Die Tierschutzorganisation Peta kritisiert SeaWorld, weil dort Orcas in Shows auftreten müssen. Doch sie wirft dem Vergnügungspark auch vor, die Aktivisten auszuspionieren. Nun legt das Unternehmen ein Geständnis ab.

Nach monatelangen Spionage-Vorwürfen der Tierschutz-Organisation Peta hat der Vergnügungspark-Betreiber SeaWorld eingeräumt, Mitarbeiter als verdeckte Aktivisten eingesetzt zu haben. Im Zuge einer internen Ermittlung habe der Verwaltungsrat beschlossen, eine Praxis des Managements zu beenden, bei der sich Angestellte des Unternehmens als Tierrechtler ausgeben sollten. Das teilte Vorstandschef Joel Manby im Firmen-Blog mit.

Peta hatte dem Park SeaWorld in San Diego im vergangenen Sommer vorgeworfen, einen Angestellten eingeschleust zu haben. Der Arbeitsvertrag dieses Angestellten ruhte für die Dauer einer internen Prüfung, wurde aber inzwischen wieder in Kraft gesetzt. In der SeaWorld-Erklärung ist nun von mehreren Mitarbeitern die Rede, die bei Peta eingeschleust worden seien. Eine konkrete Zahl wird aber nicht genannt.

Zu illegalen Aktivitäten provozieren?

Laut Peta sollten die eingeschleusten Mitarbeiter die Tierschützer zu Straftaten anstiften, mit denen SeaWorld Peta dann hätte belasten können. SeaWorld habe ausschließlich Interesse daran gehabt, illegale Aktivitäten zu provozieren, sagte eine Peta-Sprecherin. "Wir haben sie bei ihren dreckigen Tricks erwischt."

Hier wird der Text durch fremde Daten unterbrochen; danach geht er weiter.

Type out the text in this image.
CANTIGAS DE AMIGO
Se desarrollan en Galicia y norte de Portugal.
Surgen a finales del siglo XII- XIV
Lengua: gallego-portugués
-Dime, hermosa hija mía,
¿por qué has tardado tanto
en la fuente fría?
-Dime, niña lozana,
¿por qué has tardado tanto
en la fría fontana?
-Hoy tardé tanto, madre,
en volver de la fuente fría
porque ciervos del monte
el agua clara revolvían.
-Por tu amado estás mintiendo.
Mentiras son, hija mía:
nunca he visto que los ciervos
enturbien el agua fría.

SeaWorld steht vor allem wegen seiner Orca-Shows seit Jahren in der Kritik. Für große Empörung über das Unternehmen sorgte der im Juli 2013 erschienene Dokumentarfilm "Blackfish" (deutscher Titel: "Der Killerwal"), indem die Vorführungen der gedrillten Meeressäuger als skrupellose Ausbeutung der Unterhaltungsindustrie geschildert werden. Seaworld kündigte im November an, zumindest eine der umstrittenen Vorführungen einzustellen.

Doch der Image-Schaden ist nicht mehr abzuwenden. Nach zwischenzeitlich deutlichen Rückgängen bei Besucherzahlen, Umsatz und Gewinn stabilisierten sich die Geschäfte im vergangenen Jahr zwar. Dennoch fiel im Schlussquartal ein Verlust von elf Millionen Dollar (etwa zehn Millionen Euro) an, wie SeaWorld mitteilte. Die Aktie des Unternehmens fiel im New Yorker Handel um gut neun Prozent.